Au milieu d’un songe dans lequel son âme aimante répandait les flots de son amour sur des ombres légères ; au milieu d’un monde réel où elle n’avait guère connu que le reflux de cet océan impétueux, Florence atteignit ses dix-sept ans. Sa vie solitaire avait dû la rendre timide et craintive, mais la douceur de son caractère et la franchise de son cœur n’avaient pas changé. C’était encore une enfant dans son innocente simplicité, quoique ce fût déjà une femme dans sa modeste confiance en elle-même et dans l’ardeur de ses sentiments. Dans l’expression de son charmant visage et dans la grâce délicate de ses formes, il y avait de la femme et de l’enfant, et cet heureux mélange avait un charme infini. On eût dit que le printemps ne voulait pas faire place à l’été, et qu’ils luttaient ensemble à qui répandrait son éclat sur la beauté précoce des fleurs. Mais dans sa voix tremblante, dans ses beaux yeux limpides, dans ce je ne sais quoi qui entourait sa tête comme d’une auréole, dans cet air pensif répandu sur ses traits charmants, il y avait quelque chose de son frère.
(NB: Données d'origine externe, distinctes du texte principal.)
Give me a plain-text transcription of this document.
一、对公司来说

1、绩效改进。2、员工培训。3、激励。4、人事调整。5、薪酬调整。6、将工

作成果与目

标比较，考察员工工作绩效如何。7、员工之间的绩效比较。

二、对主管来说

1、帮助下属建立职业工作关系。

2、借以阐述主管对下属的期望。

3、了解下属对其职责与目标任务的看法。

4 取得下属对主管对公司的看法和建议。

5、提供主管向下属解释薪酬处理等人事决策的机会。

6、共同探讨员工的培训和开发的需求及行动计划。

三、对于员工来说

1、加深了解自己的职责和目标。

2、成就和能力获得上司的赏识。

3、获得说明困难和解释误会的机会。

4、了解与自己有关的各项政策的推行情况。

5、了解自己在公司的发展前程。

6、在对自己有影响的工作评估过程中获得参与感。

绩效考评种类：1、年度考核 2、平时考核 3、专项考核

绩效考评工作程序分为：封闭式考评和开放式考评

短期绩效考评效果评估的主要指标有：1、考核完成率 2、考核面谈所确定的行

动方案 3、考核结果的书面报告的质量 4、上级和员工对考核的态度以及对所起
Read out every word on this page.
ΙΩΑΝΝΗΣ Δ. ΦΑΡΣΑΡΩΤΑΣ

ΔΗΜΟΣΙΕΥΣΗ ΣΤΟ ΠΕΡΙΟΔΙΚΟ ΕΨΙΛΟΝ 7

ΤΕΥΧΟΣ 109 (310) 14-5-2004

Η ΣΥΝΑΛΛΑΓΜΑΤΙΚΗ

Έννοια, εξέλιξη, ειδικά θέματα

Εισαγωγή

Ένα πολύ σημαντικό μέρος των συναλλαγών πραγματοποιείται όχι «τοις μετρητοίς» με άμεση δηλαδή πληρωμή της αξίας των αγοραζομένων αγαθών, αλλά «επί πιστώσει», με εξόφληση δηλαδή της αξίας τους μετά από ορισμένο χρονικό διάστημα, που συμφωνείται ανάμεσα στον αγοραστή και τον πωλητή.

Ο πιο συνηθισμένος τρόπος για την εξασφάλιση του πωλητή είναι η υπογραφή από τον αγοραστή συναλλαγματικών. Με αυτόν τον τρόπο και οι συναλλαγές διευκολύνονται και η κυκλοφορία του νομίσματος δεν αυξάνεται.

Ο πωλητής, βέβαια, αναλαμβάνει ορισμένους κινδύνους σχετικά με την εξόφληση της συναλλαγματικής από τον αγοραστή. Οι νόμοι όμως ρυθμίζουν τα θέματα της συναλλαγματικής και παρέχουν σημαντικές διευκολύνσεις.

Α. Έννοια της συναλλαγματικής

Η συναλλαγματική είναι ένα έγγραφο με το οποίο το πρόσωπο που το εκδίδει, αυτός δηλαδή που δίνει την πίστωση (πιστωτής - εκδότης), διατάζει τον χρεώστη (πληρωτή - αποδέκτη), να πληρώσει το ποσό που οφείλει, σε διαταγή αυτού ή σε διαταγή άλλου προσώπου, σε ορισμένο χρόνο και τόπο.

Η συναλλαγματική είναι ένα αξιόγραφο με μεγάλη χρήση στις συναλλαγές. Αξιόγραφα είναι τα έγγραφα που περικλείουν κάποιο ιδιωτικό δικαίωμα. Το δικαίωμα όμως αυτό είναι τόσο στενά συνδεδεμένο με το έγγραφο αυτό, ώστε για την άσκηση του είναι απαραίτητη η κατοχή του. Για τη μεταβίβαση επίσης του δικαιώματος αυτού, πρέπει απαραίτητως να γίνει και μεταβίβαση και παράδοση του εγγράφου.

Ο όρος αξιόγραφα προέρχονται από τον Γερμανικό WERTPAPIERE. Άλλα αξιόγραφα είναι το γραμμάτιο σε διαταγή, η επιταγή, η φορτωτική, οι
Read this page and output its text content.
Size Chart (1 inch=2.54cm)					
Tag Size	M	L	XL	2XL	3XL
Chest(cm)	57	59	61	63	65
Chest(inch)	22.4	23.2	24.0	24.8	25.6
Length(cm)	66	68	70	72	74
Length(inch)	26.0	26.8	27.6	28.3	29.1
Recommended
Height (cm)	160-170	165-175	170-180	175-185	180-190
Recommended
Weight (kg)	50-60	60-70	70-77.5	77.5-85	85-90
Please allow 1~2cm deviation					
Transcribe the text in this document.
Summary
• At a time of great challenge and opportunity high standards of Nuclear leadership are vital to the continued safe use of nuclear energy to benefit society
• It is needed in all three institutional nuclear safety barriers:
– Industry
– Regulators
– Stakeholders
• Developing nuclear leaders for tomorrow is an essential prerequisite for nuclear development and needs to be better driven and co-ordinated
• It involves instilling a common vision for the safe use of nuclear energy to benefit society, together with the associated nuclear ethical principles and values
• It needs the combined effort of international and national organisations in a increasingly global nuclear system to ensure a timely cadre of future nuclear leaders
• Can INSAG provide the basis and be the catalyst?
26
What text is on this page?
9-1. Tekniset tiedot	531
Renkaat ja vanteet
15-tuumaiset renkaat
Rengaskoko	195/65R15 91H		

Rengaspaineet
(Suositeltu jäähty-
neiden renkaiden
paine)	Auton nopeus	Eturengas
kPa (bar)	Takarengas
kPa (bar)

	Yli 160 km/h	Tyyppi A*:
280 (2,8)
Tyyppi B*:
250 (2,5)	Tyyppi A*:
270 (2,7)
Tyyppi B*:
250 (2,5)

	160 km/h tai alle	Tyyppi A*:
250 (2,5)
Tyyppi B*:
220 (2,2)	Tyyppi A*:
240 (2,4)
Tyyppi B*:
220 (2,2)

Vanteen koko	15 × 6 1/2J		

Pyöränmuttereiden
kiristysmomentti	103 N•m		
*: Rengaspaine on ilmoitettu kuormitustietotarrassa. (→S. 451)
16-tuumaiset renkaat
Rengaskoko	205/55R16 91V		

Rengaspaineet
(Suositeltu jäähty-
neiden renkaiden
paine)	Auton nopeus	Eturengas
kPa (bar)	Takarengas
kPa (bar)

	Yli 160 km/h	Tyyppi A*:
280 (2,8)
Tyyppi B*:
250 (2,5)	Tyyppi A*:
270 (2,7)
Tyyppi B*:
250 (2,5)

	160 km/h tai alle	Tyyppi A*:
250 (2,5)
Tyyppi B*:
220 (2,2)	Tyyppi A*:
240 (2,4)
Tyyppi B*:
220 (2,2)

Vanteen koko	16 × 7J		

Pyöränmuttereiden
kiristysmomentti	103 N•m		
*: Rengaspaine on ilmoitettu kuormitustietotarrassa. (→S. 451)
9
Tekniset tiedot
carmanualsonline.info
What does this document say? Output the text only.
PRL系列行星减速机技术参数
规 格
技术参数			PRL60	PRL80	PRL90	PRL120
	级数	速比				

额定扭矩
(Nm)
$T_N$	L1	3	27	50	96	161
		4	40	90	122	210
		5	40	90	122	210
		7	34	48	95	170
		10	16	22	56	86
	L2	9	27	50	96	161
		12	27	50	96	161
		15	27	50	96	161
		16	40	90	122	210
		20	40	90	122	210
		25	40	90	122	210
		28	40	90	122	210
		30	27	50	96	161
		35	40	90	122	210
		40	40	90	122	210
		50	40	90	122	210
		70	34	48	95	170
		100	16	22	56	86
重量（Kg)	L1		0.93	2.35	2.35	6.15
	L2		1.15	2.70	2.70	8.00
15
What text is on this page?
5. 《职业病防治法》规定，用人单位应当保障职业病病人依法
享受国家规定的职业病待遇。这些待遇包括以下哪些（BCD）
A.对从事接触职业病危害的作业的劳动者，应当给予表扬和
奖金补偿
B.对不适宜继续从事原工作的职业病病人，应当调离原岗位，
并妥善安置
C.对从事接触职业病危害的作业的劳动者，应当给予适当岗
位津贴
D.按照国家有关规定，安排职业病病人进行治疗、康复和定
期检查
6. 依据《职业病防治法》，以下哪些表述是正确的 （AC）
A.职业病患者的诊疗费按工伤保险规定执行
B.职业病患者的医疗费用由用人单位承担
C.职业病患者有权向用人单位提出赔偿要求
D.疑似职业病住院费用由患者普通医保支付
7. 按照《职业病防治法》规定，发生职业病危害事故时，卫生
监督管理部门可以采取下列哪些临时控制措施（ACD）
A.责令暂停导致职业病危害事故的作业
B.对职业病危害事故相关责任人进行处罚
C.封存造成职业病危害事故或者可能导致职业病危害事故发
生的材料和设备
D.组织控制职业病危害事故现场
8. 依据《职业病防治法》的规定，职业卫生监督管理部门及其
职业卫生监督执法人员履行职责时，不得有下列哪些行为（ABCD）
C’était du moins l’avis des domestiques, qui, réunis en conseil dans la cuisine, le disaient tout bas en secouant la tête, avant de se mettre à boire et à manger de plus belle, comme de bons et joyeux camarades.

Ce corps d’observateurs en avait long à dire sur M. Dombey, sur Mme Dombey et sur M. Carker qui paraissait remplir le rôle de médiateur entre les deux époux ; qui allait et venait, comme pour essayer de mettre la paix dans le ménage, sans pouvoir jamais y réussir. Tous déploraient le triste état des choses ; tous étaient d’avis que Mme Pipchin, dont l’impopularité était au comble, y était pour quelque chose ; mais, pour tout dire, on n’était pas fâché d’avoir un sujet de conversation qui pût rallier toutes les opinions, et ce sujet inépuisable était un grand amusement pour ces fidèles serviteurs.

Les personnes qui venaient faire des visites, les personnes chez lesquelles M. et Mme Dombey allaient en faire, trouvaient le couple bien assorti, après tout, sous le rapport du caractère hautain, et tout finissait là.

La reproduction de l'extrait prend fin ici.